Festival auf der Freundschaftsinsel: Was das Localize-Festival 2019 zu bieten hat

Am letzten Augustwochenende wird Potsdam von künstlerischen Positionen umspült - Titel des Localize-Festivals ist nach vierjähriger Pause nämlich "Inseln".

Von Helena Davenport

Potsdam - Potsdam eine Insel? Das kann man so sehen. Hört man sich die Argumente des Localize-Organisationsteams an, ist die Sache klar. Die Frage ist eher, wie viele. Insbesondere durch die Diskussionen um die Stadtmitte habe sich die Stadt in Meinungsinseln aufgespalten, meint Elena Arbter, Vorsitzende des Localize-Vereins. Und davon mal abgesehen: Die innerstadtliche Trennung zwischen Arm und Reich ist in Potsdam ganz besonders hoch. Beim sogenannten Segregationsindex landete Brandenburgs Hauptstadt zuletzt im bundesweiten Vergleich auf Platz sechs, andere ostdeutsche Städte schnitten da wesentlich besser ab.

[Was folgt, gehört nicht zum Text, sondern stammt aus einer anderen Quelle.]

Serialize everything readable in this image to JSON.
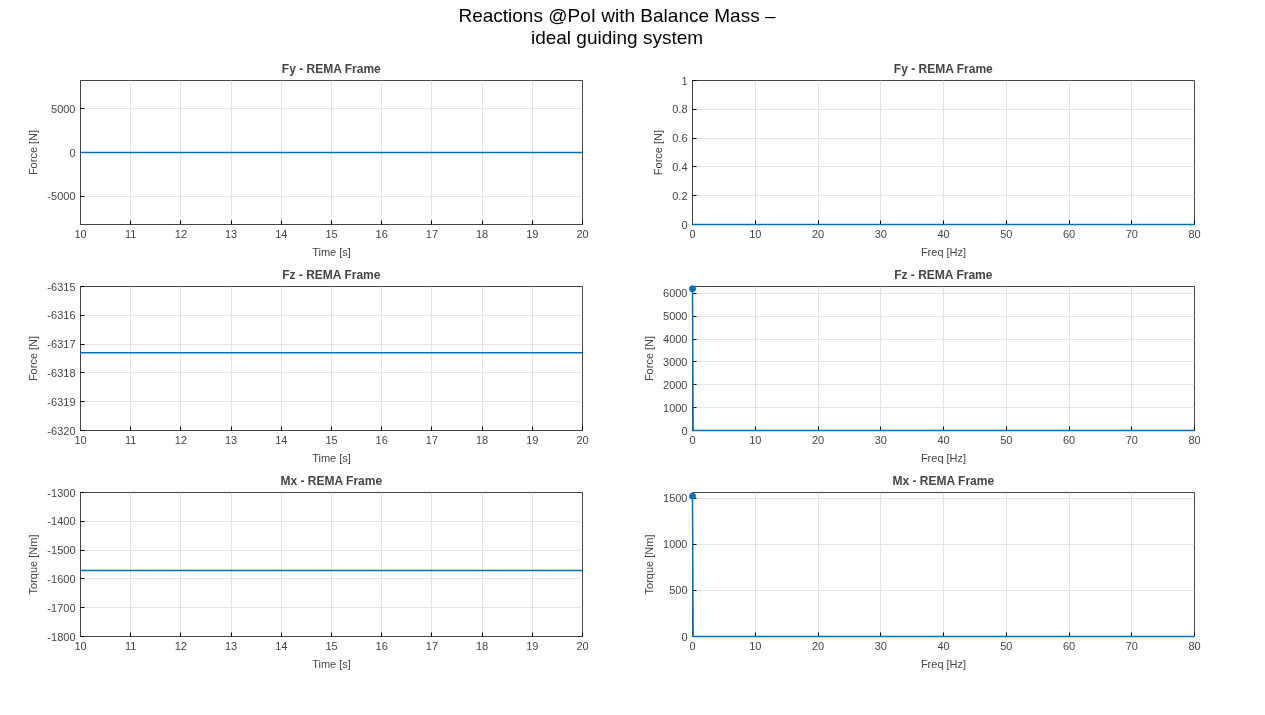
{
  "chart_data": [
    {
      "type": "line",
      "title": "Fy - REMA Frame",
      "xlabel": "Time [s]",
      "ylabel": "Force [N]",
      "annotations": [
        "Reactions @PoI with Balance Mass –\nideal guiding system"
      ],
      "x": [
        10,
        20
      ],
      "series": [
        {
          "color": "#0072bd",
          "values": [
            0,
            0
          ]
        }
      ],
      "xlim": [
        10,
        20
      ],
      "xticks": [
        10,
        11,
        12,
        13,
        14,
        15,
        16,
        17,
        18,
        19,
        20
      ],
      "ylim": [
        -8200,
        8200
      ],
      "yticks": [
        -5000,
        0,
        5000
      ],
      "grid": true
    },
    {
      "type": "line",
      "title": "Fy - REMA Frame",
      "xlabel": "Freq [Hz]",
      "ylabel": "Force [N]",
      "x": [
        0,
        80
      ],
      "series": [
        {
          "color": "#0072bd",
          "values": [
            0,
            0
          ]
        }
      ],
      "xlim": [
        0,
        80
      ],
      "xticks": [
        0,
        10,
        20,
        30,
        40,
        50,
        60,
        70,
        80
      ],
      "ylim": [
        0,
        1
      ],
      "yticks": [
        0,
        0.2,
        0.4,
        0.6,
        0.8,
        1
      ],
      "grid": true
    },
    {
      "type": "line",
      "title": "Fz - REMA Frame",
      "xlabel": "Time [s]",
      "ylabel": "Force [N]",
      "x": [
        10,
        20
      ],
      "series": [
        {
          "color": "#0072bd",
          "values": [
            -6317.3,
            -6317.3
          ]
        }
      ],
      "xlim": [
        10,
        20
      ],
      "xticks": [
        10,
        11,
        12,
        13,
        14,
        15,
        16,
        17,
        18,
        19,
        20
      ],
      "ylim": [
        -6320,
        -6315
      ],
      "yticks": [
        -6320,
        -6319,
        -6318,
        -6317,
        -6316,
        -6315
      ],
      "grid": true
    },
    {
      "type": "line",
      "title": "Fz - REMA Frame",
      "xlabel": "Freq [Hz]",
      "ylabel": "Force [N]",
      "x": [
        0,
        0.1,
        80
      ],
      "series": [
        {
          "color": "#0072bd",
          "values": [
            6200,
            0,
            0
          ]
        },
        {
          "type": "scatter",
          "color": "#0072bd",
          "x": [
            0
          ],
          "values": [
            6200
          ]
        }
      ],
      "xlim": [
        0,
        80
      ],
      "xticks": [
        0,
        10,
        20,
        30,
        40,
        50,
        60,
        70,
        80
      ],
      "ylim": [
        0,
        6300
      ],
      "yticks": [
        0,
        1000,
        2000,
        3000,
        4000,
        5000,
        6000
      ],
      "grid": true
    },
    {
      "type": "line",
      "title": "Mx - REMA Frame",
      "xlabel": "Time [s]",
      "ylabel": "Torque [Nm]",
      "x": [
        10,
        20
      ],
      "series": [
        {
          "color": "#0072bd",
          "values": [
            -1571,
            -1571
          ]
        }
      ],
      "xlim": [
        10,
        20
      ],
      "xticks": [
        10,
        11,
        12,
        13,
        14,
        15,
        16,
        17,
        18,
        19,
        20
      ],
      "ylim": [
        -1800,
        -1300
      ],
      "yticks": [
        -1800,
        -1700,
        -1600,
        -1500,
        -1400,
        -1300
      ],
      "grid": true
    },
    {
      "type": "line",
      "title": "Mx - REMA Frame",
      "xlabel": "Freq [Hz]",
      "ylabel": "Torque [Nm]",
      "x": [
        0,
        0.1,
        80
      ],
      "series": [
        {
          "color": "#0072bd",
          "values": [
            1520,
            0,
            0
          ]
        },
        {
          "type": "scatter",
          "color": "#0072bd",
          "x": [
            0
          ],
          "values": [
            1520
          ]
        }
      ],
      "xlim": [
        0,
        80
      ],
      "xticks": [
        0,
        10,
        20,
        30,
        40,
        50,
        60,
        70,
        80
      ],
      "ylim": [
        0,
        1560
      ],
      "yticks": [
        0,
        500,
        1000,
        1500
      ],
      "grid": true
    }
  ]
}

„Inseln“ hat das Localize-Team deswegen die diesjährige Ausgabe des zweitägigen Festivals für Stadt, Kultur und Kunst getauft, das vom 24. bis zum 25. August stattfindet. Die Frage nach dem Wo erübrigt sich: Die Freundschaftsinsel wird passenderweise bespielt. Im Pavillon der Insel stellten die Macher am gestrigen Montag das Programm vor.

Städtischer Raum im Wandel ist das Kernthema

Das Festival setzt sich seit seiner Gründung durch Studierende vor elf Jahren mit städtischem Raum im Wandel auseinander. 2019 ist es nach einer vierjährigen Pause mit etwas Neuem zurück: Zum ersten Mal wurden drei Residenzkünstler eingeladen, die sich bis zum Festivalauftakt mit der neuen Umgebung auseinandersetzen – um dann mit ihren hieraus entstandenen künstlerischen Arbeiten auf den Ort Einfluss zu nehmen, genauer gesagt auf die Freundschaftsinsel. „Ein Gartendenkmal kann nicht bleiben wie es ist, schließlich ändern sich auch seine Besucher“, sagte Thoralf Götsch, leitender Inselgärtner. Dementsprechend sei die Insel als offener Ort zu sehen.


Die Residenzkünstler, von denen alle drei mit jeweils ganz unterschiedlichen Medien arbeiten, kommen im Rechenzentrum unter. Der Niederländer Koen Kievits ist als einziger schon seit zwei Wochen in der Stadt. Er greift mit seiner Fotografie in den Raum ein, führt den Betrachter seiner Werke gern an der Nase herum, indem er ihn in seiner Wahrnehmung täuscht. Er wolle das Mysteriöse aufspüren, sagte Kievits am Montagnachmittag. Zwei Ideen hat er schon. Das Ergebnis wird am Localize-Wochenende in Form von großformatigen Projektionen zu sehen sein.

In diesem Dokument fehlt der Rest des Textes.